London Calling: post avanguardismo e new punk
London Calling è allo stesso tempo variegato e, allo stesso tempo, straordinariamente coerente, molto più del seguito, ad esempio, della band del 1980, Sandinista! Le sciocchezze comprendono per lo più critiche maldestre del capitalismo (il quarto ordine di Madison Avenue “Koka Kola” e il più apprezzato ma non meno stantio “Lost in the Supermarket”). Allo stesso modo, l’aggiunta dell’ultimo minuto dell’album, “Train in Vain“, potrebbe aver guadagnato alla band il loro primo grande successo negli Stati Uniti, ma con la sua mansuetudine e il suono quasi anni ’60, suona come una stupida resa alle classifiche.
Quasi meglio l’album si era concluso con “The Card Cheat“, una canzone ambiziosa e dal suono imponente che raccoglie la spinta della storia dietro di sé, brandendo riferimenti alle fumerie d’oppio e alla guerra di Crimea e culminando in una sorta di memento mori.

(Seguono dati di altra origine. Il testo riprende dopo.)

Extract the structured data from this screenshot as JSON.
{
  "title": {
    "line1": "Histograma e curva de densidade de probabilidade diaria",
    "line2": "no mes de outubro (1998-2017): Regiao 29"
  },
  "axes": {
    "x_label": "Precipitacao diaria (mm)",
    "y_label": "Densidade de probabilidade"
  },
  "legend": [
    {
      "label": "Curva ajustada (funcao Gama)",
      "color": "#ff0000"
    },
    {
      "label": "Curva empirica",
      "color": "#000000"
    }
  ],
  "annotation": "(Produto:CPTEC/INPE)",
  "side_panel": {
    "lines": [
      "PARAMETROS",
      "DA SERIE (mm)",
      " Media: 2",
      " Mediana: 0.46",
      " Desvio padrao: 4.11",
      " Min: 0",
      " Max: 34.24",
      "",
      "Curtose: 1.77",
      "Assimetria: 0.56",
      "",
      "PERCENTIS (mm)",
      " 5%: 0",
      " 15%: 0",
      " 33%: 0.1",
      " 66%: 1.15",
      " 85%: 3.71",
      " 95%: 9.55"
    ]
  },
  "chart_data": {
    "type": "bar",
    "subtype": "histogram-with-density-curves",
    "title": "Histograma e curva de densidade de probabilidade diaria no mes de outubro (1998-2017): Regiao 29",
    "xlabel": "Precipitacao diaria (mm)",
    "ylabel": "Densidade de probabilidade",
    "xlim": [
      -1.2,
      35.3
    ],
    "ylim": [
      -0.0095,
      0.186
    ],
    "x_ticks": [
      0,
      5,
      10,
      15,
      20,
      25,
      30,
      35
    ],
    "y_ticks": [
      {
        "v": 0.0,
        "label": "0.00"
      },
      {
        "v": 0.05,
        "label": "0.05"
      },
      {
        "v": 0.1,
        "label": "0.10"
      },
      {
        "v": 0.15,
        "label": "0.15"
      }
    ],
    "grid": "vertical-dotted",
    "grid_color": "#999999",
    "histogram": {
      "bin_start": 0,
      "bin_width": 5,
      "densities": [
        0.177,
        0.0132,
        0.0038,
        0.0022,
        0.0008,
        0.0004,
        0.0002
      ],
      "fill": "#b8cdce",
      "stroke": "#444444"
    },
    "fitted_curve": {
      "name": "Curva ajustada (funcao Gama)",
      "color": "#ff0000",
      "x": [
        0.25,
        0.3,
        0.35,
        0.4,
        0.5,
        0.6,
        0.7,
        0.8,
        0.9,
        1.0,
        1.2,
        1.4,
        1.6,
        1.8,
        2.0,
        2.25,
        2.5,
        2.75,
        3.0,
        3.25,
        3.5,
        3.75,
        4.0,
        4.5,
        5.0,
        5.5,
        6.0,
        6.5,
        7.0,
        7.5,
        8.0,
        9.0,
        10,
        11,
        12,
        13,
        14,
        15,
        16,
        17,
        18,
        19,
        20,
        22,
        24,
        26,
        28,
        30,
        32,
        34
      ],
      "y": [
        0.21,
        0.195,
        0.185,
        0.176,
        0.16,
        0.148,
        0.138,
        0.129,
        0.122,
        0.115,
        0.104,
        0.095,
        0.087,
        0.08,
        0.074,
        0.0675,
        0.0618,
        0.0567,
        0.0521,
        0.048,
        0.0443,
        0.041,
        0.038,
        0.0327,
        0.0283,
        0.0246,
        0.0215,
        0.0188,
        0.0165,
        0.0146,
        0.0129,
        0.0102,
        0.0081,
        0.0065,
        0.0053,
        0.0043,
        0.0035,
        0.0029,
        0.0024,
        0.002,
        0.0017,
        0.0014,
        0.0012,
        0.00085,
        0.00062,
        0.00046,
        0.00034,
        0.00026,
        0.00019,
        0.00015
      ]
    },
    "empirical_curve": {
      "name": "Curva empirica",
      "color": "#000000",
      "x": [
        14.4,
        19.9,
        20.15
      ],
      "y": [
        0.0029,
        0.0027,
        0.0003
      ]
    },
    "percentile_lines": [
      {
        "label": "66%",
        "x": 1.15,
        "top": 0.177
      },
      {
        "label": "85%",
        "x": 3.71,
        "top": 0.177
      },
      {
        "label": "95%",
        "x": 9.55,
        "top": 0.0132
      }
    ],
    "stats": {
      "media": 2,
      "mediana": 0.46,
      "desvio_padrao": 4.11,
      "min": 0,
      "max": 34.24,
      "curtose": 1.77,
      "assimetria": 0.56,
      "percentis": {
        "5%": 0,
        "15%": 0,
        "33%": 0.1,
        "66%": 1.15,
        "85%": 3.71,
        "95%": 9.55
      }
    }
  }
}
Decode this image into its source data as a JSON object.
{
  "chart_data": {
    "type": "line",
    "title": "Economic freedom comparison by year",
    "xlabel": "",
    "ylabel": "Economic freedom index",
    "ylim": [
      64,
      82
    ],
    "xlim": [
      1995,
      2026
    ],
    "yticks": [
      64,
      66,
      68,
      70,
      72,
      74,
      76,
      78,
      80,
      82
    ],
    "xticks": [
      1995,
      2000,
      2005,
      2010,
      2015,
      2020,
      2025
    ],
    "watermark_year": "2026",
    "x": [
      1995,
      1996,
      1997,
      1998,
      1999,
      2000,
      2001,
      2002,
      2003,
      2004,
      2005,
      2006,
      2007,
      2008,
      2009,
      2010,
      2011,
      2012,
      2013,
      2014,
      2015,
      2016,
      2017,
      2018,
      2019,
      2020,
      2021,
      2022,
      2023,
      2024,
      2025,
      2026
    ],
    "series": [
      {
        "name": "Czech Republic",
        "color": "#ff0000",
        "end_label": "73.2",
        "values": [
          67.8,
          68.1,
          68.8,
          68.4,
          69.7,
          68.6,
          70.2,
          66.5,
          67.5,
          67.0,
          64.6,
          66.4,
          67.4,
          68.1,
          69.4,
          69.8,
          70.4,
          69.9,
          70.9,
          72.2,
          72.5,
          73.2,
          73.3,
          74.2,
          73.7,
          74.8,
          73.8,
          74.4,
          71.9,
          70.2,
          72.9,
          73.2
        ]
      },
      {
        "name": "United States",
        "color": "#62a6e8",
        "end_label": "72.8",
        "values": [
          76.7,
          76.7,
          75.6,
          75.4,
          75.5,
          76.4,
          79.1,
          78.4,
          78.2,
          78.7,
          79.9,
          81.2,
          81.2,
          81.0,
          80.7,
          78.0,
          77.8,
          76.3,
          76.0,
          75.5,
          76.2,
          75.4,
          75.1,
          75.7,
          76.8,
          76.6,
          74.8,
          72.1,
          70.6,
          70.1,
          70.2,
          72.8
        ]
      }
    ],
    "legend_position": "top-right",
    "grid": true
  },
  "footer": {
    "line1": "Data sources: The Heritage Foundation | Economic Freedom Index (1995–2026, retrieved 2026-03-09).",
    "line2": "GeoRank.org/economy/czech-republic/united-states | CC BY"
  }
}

I Clash non erano più l’avanguardia di prima. Sembrano ammetterlo in “Death or Glory“, una sorta di promemoria dell’inevitabilità del tutto esaurito, che contiene un memorabile, anche se piuttosto grossolano, aforisma in questo senso (“Colui che si scopa le suore si unirà in seguito alla Chiesa“). Ma erano riusciti a fare qualcosa di interessante a sé stante, non semplicemente come parte di un movimento: un album che mettesse in mostra la gamma dei loro gusti, uno che nessun altro avrebbe potuto realizzare, e che per questi motivi merita il suo posto nelle liste migliori del decennio più dei loro lavori precedenti. Ogni escamotage discografico economico fa un affare con il mondo, ma questo è migliore di molti altri.